Microsoft has released great tools and services available through Office 365: MS Teams, PowerApps, Flow to name a few.
Turning these services on will provide huge benefits to your business. As with all great technology, don't forget to manage it properly.
We hope this post will help you on your way to effectively govern and manage these tools for your organization.
PowerApps and Flow
PowerApps and Flow are a great combination for routing information to the right person(s) or place at the right time on any platform or device. We have seen significant adoption and interest from our clients. We expect this to continue as these products continue to mature and develop.
These tools offer the ability to quickly build and deploy high value solutions that will quickly put smiles of the faces of your users. Along with this, a lot of mileage can be covered with these tools with little or no code and in a relatively short amount of time.
These tools provide great benefit to many of the organizations we visit. Once activated, any licensed user can create a PowerApp or Flow.
Environments: A Key Management and Governance Tool
Once these services are enabled, a default environment will be created on your tenant. Each environment has two built in roles; Environment Admin and Environment Maker.
Environment Admin: Anyone in the Environment Admin role has full rights to the environment including role assignments.
Environment Maker: Users in the Environment Maker role can create PowerApps and Flows.
IMPORTANT! By default, all users in the default environment are granted the Environment Maker role and it cannot be removed.
Mo' Software, Mo' Problems?
If you look at your organization, how many mission critical apps are in MS Excel or MS Access and were (maybe many years ago) created by an engineer or accountant?
Now consider how much further these solutions could evolve using a tool like PowerApps and Flow - with the availability of hundreds of connectors?
Don't feel too bad though. Most organizations have experience with their users creating undocumented, ungoverned Excel Spreadsheets that drive mission critical processes.
Control with Tools
- There are configuration settings and services in place to help mitigate some of the concerns raised above.
- Admins are able to adjust / configure Data Loss Prevention policies for Flow to keep data safe:
- Admins have visibility through the PowerApps Admin Center to manage Environment, Policies and Databases.
Manage with Environments
Several environments can also be created to control how PowerApps and Flows are deployed.
Helpful Tip! You can create Production and Test environments, then turn the Default environment into a sandbox.
Manage with Roles
You have full control of the Environment Maker role in the new environments and can add only the users you want to allow to create new Apps/Flows. This however, does not limit who can create Apps and Flows in the Sandbox (Default) environment.
Manage with PowerShell
The great folks at Microsoft have recently released PowerShell cmdlets for PowerApps and Flow (https://docs.microsoft.com/en-us/powerapps/administrator/powerapps-powershell)

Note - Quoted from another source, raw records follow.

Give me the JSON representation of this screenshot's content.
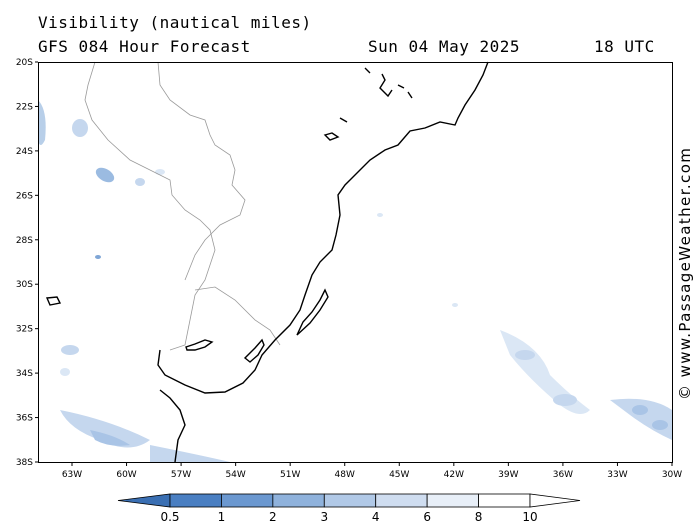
{
  "title": {
    "variable": "Visibility (nautical miles)",
    "model": "GFS 084 Hour Forecast",
    "date": "Sun 04 May 2025",
    "time": "18 UTC"
  },
  "watermark": "© www.PassageWeather.com",
  "axes": {
    "lat_labels": [
      "20S",
      "22S",
      "24S",
      "26S",
      "28S",
      "30S",
      "32S",
      "34S",
      "36S",
      "38S"
    ],
    "lon_labels": [
      "63W",
      "60W",
      "57W",
      "54W",
      "51W",
      "48W",
      "45W",
      "42W",
      "39W",
      "36W",
      "33W",
      "30W"
    ]
  },
  "legend": {
    "labels": [
      "0.5",
      "1",
      "2",
      "3",
      "4",
      "6",
      "8",
      "10"
    ],
    "colors": [
      "#3a6fb3",
      "#4a7fc2",
      "#6b98d0",
      "#8fb2dc",
      "#b1c9e7",
      "#cfddf0",
      "#e8eff8",
      "#ffffff"
    ]
  }
}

You can create a script to list all apps in the Sandbox (Default) environment and delete them. This would allow you to create a true Sandbox where anyone can create, but the environment will be regularly be swept clean.
A PowerApps connector for Flow is coming, this will make it easier to create a Flow to manage the Sandbox (Default) environment.
Office 365 Groups
Capabilites and Adoption
Office 365 Groups are available by default to all users. Office 365 services that use groups include Outlook, SharePoint, Yammer, MS Teams, StaffHub, Planner and PowerBI.
Why is this a concern?
When an Office 365 Group is created the following items are created for the group:
- Shared calendar
- SharePoint library
- Shared OneNote Notebook
- SharePoint Team Site
The footprint of an Office 365 Group and how it will be governed is something you should consider as soon as your users begin using Groups.
Each user in your organization can create up to 250 Groups and Office 365 administrators. have no limit on the number of Office 365 groups they can create. The maximum number of groups and organization can have is 500,000.
Without proper training and communication, its likely that your employees will create Office 365 groups without knowing it. A common mistake users make is clicking the New Group button in Outlook, mistaking this for a distribution group.
Fortunately, there is a method for controlling who can create Office 365 Groups.
The process is outlined in this Microsoft support article: https://support.office.com/en-us/article/manage-who-can-create-office-365-groups-4c46c8cb-17d0-44b5-9776-005fced8e618
Implementing the solution outlined above will benefit you with is better control of MS Teams, Planner and (in general) Office 365 Groups.
This way, MS Teams can be active and everyone can participate in a Team, but limit the creation of a Team based on need and business value. Each request for a Team should go through an approval process - applying light governance.
We offer consulting services to help our clients solve these types of problems. However, our hope is that articles like this will help you do this on your own.